Concrete Roof Tile Problems
When choosing a roofing material for your home, concrete tile provides an attractive, cost-effective option. Available in several colors and textures, it can mimic the look of clay tile and is naturally resistant to rot and insect infestation. However, there are several problems that may occur with concrete roof tiles that require repairs or additional maintenance. In some cases, the damage may be so extensive that your roof must be replaced.
One of the main problems that you may encounter with concrete roof tile is improper installation. Installing the tile is a difficult process, which can lead to errors by installers. In fact, special training and skills are necessary to install a concrete tile roof correctly, so it is not a do-it-yourself project. Cutting around roof protrusions and valleys is particularly difficult because the tile is so hard. It requires a special saw and a great deal of time. Installing the tile on small sections of the roof and architectural features presents similar issues. In addition, the nail procedure for concrete tile is complex since each lugged tile requires a single nail while each non-lugged tile requires two. All of these steps are crucial because improperly installed concrete tile is more likely to suffer damage from rain, snow, wind and hail, so your roof does not last as long as it should.
Concrete roof tile is usually quite durable.
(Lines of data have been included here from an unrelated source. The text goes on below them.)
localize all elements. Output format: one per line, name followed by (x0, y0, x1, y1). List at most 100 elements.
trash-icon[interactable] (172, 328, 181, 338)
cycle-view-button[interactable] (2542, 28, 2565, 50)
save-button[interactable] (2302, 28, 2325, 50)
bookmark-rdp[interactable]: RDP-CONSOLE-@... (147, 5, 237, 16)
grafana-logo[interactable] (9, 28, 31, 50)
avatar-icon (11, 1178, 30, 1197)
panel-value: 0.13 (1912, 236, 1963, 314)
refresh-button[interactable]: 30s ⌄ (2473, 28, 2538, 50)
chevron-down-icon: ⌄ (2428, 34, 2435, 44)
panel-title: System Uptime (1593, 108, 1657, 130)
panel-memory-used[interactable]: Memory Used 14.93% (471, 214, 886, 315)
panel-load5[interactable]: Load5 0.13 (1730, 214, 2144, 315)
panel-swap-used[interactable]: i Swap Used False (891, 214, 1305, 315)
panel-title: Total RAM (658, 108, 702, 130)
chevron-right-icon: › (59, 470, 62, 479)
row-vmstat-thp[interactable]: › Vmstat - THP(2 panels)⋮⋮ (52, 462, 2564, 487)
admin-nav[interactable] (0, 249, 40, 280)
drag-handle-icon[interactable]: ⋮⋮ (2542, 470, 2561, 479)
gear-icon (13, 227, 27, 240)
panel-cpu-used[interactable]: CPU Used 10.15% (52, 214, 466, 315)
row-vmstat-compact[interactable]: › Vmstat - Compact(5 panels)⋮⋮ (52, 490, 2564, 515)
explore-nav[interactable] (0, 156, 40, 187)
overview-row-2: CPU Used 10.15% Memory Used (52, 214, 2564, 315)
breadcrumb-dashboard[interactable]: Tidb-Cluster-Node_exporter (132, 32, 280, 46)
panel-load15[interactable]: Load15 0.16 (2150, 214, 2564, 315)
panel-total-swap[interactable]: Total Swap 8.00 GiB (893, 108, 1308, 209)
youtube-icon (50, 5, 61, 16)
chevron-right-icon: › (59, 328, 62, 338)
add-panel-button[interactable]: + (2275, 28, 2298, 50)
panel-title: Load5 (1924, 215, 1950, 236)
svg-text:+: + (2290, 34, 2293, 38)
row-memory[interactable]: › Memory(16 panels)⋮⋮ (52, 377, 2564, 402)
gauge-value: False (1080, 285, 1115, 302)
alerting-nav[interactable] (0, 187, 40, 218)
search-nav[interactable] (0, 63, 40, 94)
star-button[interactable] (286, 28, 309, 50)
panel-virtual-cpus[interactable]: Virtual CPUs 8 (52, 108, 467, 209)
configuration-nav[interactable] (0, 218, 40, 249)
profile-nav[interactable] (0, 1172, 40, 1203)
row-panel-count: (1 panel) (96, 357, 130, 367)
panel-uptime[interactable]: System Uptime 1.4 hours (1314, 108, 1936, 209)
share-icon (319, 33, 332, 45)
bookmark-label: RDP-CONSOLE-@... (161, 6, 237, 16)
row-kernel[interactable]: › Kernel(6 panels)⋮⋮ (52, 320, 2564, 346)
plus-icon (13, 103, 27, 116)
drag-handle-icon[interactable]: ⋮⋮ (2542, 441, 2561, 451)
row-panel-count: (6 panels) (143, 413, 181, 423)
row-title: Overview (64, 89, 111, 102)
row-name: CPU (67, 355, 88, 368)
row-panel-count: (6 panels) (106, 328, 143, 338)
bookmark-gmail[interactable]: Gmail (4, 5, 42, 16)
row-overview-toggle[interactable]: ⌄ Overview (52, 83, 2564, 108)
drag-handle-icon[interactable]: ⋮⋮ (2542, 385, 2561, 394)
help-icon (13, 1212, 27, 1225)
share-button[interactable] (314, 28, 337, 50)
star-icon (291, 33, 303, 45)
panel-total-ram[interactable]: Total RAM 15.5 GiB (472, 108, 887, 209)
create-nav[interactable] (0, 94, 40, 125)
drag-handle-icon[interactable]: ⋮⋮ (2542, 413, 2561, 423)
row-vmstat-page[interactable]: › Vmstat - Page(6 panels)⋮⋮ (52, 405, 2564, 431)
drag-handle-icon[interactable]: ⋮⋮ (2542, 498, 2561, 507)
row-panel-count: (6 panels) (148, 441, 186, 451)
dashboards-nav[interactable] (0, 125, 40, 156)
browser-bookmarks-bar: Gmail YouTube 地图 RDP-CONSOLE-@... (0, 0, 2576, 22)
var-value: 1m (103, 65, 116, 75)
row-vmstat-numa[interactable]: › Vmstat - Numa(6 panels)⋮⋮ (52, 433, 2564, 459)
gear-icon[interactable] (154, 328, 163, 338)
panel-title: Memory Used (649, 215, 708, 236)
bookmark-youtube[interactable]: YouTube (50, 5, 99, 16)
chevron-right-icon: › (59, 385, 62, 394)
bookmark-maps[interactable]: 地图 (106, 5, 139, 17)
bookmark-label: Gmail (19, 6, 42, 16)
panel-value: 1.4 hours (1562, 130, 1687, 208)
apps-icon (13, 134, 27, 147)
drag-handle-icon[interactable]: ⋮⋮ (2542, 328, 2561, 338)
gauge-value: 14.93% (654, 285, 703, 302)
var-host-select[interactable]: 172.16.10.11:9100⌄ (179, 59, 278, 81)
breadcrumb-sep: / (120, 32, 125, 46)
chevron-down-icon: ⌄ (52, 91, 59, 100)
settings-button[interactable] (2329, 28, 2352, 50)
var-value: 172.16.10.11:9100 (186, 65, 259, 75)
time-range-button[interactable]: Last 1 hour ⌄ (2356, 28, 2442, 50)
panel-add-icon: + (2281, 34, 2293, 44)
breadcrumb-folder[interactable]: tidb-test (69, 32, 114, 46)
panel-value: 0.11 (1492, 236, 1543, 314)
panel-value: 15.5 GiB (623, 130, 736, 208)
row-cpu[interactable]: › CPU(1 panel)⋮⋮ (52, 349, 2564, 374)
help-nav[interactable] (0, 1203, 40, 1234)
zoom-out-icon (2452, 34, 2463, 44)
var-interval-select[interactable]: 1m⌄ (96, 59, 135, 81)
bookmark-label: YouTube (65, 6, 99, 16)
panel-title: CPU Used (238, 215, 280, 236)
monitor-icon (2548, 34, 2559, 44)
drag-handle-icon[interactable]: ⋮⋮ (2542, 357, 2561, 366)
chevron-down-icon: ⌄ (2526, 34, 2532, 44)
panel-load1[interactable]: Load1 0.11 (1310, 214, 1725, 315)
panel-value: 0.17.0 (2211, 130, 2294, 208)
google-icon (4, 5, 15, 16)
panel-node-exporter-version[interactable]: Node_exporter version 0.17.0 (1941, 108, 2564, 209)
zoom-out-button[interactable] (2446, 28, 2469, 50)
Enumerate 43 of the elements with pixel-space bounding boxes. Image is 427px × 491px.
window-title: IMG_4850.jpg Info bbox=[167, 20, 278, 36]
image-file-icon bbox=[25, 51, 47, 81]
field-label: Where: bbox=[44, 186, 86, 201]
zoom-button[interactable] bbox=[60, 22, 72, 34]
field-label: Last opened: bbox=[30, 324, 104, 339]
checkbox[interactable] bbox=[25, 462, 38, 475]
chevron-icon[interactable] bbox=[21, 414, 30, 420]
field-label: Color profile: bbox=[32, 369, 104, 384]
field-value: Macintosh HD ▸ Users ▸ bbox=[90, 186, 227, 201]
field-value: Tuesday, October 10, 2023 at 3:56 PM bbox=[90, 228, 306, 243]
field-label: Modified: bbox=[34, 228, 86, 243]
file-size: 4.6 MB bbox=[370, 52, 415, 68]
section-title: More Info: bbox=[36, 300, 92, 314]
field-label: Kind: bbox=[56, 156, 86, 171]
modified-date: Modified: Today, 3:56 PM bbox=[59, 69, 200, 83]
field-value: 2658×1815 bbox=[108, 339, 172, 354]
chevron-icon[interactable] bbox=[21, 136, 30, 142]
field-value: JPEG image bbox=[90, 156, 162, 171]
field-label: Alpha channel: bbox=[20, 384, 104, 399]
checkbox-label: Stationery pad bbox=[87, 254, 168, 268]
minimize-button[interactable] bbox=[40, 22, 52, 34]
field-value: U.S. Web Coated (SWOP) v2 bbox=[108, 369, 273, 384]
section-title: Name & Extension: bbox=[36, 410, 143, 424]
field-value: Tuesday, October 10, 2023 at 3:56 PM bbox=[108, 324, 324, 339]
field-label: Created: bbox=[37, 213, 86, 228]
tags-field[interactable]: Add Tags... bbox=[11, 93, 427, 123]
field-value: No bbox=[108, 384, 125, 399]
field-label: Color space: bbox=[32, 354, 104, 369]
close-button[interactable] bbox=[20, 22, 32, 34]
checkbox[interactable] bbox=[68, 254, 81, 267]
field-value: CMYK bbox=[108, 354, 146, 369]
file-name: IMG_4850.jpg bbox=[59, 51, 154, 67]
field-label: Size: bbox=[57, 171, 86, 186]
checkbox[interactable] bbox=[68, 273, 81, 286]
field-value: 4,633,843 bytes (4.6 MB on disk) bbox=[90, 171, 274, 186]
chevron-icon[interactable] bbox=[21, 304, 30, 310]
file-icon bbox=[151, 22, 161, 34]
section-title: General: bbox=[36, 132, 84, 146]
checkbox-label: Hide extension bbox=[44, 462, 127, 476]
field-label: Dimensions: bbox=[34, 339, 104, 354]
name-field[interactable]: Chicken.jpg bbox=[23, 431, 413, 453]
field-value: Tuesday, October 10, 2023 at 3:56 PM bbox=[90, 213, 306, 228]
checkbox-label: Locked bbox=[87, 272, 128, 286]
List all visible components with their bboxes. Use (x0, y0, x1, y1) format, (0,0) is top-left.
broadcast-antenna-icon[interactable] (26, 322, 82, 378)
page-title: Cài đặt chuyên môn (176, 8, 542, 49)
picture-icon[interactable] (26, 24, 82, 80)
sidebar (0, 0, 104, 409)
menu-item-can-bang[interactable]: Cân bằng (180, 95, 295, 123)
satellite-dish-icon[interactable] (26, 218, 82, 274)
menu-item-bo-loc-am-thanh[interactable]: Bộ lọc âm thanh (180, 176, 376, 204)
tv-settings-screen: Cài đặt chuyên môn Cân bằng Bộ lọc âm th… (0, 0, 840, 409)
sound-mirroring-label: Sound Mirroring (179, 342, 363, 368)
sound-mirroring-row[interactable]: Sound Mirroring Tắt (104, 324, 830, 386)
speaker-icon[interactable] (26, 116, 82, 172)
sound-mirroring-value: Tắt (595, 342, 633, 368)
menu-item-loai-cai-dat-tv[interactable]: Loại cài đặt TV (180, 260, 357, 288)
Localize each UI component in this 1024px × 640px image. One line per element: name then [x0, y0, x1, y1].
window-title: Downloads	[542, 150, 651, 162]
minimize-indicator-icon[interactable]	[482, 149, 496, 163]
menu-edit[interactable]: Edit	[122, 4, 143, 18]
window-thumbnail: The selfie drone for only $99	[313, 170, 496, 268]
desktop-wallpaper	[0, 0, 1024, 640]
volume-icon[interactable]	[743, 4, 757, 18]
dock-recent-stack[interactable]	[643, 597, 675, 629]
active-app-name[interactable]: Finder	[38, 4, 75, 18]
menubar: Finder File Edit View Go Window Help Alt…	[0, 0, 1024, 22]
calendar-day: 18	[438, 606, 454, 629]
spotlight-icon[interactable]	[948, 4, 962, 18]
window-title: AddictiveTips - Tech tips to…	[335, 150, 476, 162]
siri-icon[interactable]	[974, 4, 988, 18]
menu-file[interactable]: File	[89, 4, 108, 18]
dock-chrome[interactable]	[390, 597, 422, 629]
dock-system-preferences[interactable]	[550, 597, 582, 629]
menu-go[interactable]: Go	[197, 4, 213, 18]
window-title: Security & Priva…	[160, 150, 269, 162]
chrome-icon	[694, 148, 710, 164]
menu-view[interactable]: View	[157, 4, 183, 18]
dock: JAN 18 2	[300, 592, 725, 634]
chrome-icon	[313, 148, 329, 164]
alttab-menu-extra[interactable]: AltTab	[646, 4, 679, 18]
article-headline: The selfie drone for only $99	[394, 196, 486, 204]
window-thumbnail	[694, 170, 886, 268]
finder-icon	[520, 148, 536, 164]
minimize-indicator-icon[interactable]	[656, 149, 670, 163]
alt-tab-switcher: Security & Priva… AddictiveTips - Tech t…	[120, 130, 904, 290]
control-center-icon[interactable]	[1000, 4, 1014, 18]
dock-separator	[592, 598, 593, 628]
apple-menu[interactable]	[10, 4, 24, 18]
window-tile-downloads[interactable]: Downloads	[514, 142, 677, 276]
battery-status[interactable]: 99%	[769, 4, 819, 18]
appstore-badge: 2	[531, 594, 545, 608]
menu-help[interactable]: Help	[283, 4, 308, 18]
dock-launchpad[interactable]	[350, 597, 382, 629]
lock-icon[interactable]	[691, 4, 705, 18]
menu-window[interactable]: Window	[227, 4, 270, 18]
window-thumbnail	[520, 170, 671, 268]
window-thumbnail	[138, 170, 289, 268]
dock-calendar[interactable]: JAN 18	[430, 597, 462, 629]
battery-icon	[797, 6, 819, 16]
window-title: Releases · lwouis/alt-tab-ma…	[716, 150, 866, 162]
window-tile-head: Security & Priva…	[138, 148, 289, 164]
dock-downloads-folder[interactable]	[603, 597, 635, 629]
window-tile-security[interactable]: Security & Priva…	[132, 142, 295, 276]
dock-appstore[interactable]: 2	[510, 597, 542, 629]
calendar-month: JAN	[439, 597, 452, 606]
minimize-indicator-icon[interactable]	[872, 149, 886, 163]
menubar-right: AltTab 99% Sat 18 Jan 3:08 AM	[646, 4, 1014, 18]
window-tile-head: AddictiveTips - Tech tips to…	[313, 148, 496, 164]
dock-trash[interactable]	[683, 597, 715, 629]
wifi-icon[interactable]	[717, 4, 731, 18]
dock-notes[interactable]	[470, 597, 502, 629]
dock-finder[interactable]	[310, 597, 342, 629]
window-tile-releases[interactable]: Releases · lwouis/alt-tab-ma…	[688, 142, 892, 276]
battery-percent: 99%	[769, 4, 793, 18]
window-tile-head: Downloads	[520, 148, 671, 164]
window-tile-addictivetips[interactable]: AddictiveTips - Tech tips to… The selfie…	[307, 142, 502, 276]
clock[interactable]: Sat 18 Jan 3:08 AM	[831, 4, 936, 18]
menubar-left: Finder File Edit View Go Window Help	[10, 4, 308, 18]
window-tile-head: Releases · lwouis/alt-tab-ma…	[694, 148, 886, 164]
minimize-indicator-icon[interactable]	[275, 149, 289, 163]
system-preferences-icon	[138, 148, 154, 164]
However, you may have problems if you live in an area that experiences freezing and thawing cycles regularly. Moisture can penetrate the underlayment sides and tile butts on a concrete roof. As a result, constant freezing and thawing can result in cracked and broken tile as moisture seeps beneath the surface and tiles expand when it freezes. Snow and rain accompanied by strong winds may also damage a concrete tile roof.
While concrete roof tile is available in a variety of colors, it's not colorfast like clay tile. When exposed to rain, snow and sun, concrete tile begins to fade. Even tile that is impregnated with pigment throughout its thickness can lose its color. In fact, a concrete roof may begin fading as early as the first year. As a result, when you replace a broken tile with a new one, it won't match the rest of the roof.
Like many types of roof tile, concrete tile can crack easily under certain conditions. Moisture damage may result in broken tiles, and concrete tile may also crack if it is walked on during repairs or inspections. Roofing professionals know the proper technique for walking on the roof without breaking the tile, so call an expert if you suspect damage to your roof. If you need to inspect the roof, use a ladder and binoculars. In addition, avoid lightweight concrete tile, which is less expensive but more likely to break than standard weight tiles.